Thank you for the warm welcome! Your description feels so true to me, but I believe you are right, I feel like I might be getting closer to solid ground. Your kindness and compassion really mean the world to me!  :hug:

MaryAnn

Hi Luminosity Rising,

Your story may be brief as far as the number of words, but your story is far from a brief one as a whole.  You have been through so much and you are still so young.  It is nice to hear that you have a supportive partner that will be with you thru recovery.  I can relate to your statement,
QuoteThe nightmares, triggers, depression, spotty memory and social anxiety hold me back the most.
These are what hold me back as well, except instead of spotty memory it is not being able to concentrate and focus.
QuoteI have gotten to a point, however, where I can notice the changes I am making even if the next day I have a break down.

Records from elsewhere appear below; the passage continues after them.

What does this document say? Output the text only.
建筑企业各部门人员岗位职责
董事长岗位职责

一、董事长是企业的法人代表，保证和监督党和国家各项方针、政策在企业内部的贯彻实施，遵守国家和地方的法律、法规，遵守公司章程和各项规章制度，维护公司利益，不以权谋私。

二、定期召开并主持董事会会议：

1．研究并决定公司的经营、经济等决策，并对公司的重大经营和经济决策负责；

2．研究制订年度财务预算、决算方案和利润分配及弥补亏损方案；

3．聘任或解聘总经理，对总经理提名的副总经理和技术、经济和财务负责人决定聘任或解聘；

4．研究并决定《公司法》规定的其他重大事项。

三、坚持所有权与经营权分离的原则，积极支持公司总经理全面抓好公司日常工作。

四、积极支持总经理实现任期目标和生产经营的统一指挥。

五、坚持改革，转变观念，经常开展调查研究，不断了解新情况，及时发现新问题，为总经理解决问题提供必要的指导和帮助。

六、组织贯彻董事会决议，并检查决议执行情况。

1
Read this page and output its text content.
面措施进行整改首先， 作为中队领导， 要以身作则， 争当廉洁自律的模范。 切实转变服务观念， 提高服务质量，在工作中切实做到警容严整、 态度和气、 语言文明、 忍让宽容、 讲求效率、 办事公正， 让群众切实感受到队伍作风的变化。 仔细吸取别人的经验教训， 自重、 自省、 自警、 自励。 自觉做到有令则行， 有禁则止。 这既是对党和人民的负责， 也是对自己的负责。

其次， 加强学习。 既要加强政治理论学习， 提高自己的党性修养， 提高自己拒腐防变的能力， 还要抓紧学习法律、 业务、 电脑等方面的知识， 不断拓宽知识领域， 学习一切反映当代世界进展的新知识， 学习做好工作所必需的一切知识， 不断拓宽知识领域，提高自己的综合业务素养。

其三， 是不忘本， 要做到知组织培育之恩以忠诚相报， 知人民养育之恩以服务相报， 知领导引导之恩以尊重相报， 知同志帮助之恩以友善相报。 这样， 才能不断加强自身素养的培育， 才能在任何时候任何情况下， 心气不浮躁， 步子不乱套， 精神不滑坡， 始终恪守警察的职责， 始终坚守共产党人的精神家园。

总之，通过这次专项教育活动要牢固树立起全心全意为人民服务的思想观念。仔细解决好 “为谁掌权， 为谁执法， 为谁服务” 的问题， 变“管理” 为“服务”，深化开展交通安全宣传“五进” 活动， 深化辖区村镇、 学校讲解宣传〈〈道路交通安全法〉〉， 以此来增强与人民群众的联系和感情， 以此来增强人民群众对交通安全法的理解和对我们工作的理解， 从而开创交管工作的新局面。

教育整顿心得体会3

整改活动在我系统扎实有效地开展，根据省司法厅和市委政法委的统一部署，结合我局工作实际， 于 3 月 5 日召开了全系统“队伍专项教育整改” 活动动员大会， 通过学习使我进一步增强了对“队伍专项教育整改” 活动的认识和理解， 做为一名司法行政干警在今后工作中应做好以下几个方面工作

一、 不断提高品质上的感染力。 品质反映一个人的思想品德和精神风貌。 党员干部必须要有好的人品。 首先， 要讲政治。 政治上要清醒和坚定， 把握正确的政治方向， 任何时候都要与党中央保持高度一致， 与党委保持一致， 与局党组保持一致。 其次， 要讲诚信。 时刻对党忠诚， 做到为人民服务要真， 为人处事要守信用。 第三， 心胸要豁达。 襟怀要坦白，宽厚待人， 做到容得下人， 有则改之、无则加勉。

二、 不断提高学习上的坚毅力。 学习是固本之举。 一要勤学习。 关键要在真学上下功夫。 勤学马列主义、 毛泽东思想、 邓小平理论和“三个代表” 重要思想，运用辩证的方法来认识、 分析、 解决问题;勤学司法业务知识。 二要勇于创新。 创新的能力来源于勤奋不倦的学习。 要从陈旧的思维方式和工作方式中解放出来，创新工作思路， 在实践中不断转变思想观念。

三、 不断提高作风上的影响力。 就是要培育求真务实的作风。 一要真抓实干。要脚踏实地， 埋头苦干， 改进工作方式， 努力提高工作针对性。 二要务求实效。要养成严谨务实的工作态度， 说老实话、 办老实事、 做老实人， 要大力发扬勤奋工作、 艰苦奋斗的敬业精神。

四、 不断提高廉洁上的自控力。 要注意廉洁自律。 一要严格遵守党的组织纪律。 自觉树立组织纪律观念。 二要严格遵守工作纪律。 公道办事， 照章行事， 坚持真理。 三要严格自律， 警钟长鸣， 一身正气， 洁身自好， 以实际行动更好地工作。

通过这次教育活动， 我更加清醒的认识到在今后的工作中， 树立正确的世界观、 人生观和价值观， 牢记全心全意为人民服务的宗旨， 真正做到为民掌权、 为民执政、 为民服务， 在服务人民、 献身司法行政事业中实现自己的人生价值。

I also was hospitalized for an attempt in the summer and spent another six weeks in intensive OP treatment.  I didn't believe my counselor at first when he said that I was getting better and was different than I was 7 / 8 months ago.  But, I notice the changes now.  It still feels like a yoyo many days but I have better control over my emotions and can ground myself better and not get as anxious or become as hypervigilant. 

The Pete Walker book is excellent.  I have read it all the way thru and reference many sections to stay grounded.  I wish you the best in your journey of recovery and healing and know that you will find your true self and find happiness.    You are strong and resilient.  And, there is nothing that is mutual about sexual abuse and you were a victim.  It was never your fault.